In 1999, I jumped ship from a PhD program in philosophy and moved to Seattle to live with a girl I’d been seeing on and off for years. Having no practical skills of any kind and no employment history to speak of, I was working in customer service at Amazon.com and wondering what I’d do with the rest of my life (fervently hoping it wouldn’t be customer service).
Early 2000 saw my deeply dysfunctional relationship finally explode in a fireball of acrimony, which left me alone in a new city with a crappy job, no experience, no skills, no friends, and several more years under my belt than the other post-collegiate slackers in the same situation.
A little over a month later, I met the woman to whom I’m now married. The day I first kissed her — March 26, the day this happened — marked a pivot point in my life. The ten years preceding were filled with doubt, self-recrimination, and aimlessness. The ten years since have followed a steady trajectory of increasing bliss. It really was that simple and that miraculous.

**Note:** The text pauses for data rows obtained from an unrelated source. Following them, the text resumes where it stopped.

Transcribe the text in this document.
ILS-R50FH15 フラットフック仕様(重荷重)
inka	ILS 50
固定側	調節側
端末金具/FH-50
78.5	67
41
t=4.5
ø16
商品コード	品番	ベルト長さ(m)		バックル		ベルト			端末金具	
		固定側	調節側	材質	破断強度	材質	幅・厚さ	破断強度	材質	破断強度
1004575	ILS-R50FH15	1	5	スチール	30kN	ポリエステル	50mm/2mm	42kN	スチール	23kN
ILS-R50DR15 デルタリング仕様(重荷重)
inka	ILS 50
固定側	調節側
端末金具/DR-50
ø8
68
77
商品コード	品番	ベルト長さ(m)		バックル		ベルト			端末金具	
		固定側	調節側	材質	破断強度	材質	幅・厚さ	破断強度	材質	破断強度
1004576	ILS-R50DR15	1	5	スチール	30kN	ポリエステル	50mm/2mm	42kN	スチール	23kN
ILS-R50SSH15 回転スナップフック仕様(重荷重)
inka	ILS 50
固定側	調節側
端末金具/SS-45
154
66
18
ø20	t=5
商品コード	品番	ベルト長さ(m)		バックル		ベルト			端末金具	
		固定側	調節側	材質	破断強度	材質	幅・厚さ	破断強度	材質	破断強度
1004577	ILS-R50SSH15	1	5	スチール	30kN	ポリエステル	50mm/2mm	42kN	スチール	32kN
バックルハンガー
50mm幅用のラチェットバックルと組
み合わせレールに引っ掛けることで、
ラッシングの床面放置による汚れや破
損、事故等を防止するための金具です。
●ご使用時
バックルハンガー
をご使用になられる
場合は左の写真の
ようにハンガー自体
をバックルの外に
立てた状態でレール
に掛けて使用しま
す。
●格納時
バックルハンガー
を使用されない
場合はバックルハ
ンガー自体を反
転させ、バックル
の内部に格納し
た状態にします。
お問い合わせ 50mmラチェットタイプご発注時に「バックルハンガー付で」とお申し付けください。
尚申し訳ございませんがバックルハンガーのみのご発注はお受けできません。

The wife-to-be and I discovered Canadian singer-songwriter Sarah Harmer’s debut album You Were Here in September of that year, just before my 28th birthday. It quickly became one of our favorites and the soundtrack to our falling in love, getting engaged, and getting married. We went to see her play in early 2001, pre-engagement, and I managed to corner her as she tried to go to the bathroom between sets. I quickly, inarticulately, and probably somewhat creepily tried to explain what her album meant to us and asked her to play our favorite song. In her second set, she did, dedicating it to “the guy in the red shirt.”
On March 26, 2001, I proposed. In July, “Open Window” played at our wedding.
This is all to say that some albums are not just albums but experiences, jumbles of memory and feeling that are more than the sum of their musical parts. That mysterious neurochemical alchemy can’t really be replicated, which is why you so often hear people say of their favorite artists, “I liked their earlier stuff better.” It’s not necessarily that the music was better, just that there are feelings of serendipity and intimacy around some albums that are tied to a particular time and circumstance.
Harmer’s follow-up albums in 2004 and 2005 were fairly disappointing, and at that point she more or less went off the grid and devoted herself to environmental activism. I figured she was gone for good.
To my delight, I was wrong. She’s just released a new one, Oh Little Fire, which is far and away the best thing she’s done since her debut. It’s a return to her poppier earlier sound, occasionally to a fault — some of it tries a little too hard to be appealing. But repeated listens have been rewarding and I highly recommend getting it and seeing her live if you can. This song, “Captive,” is the most radio-friendly track on the album, but as an old married guy I’ve come around on the virtues of radio friendliness. There’s a lot to be said for feeling good.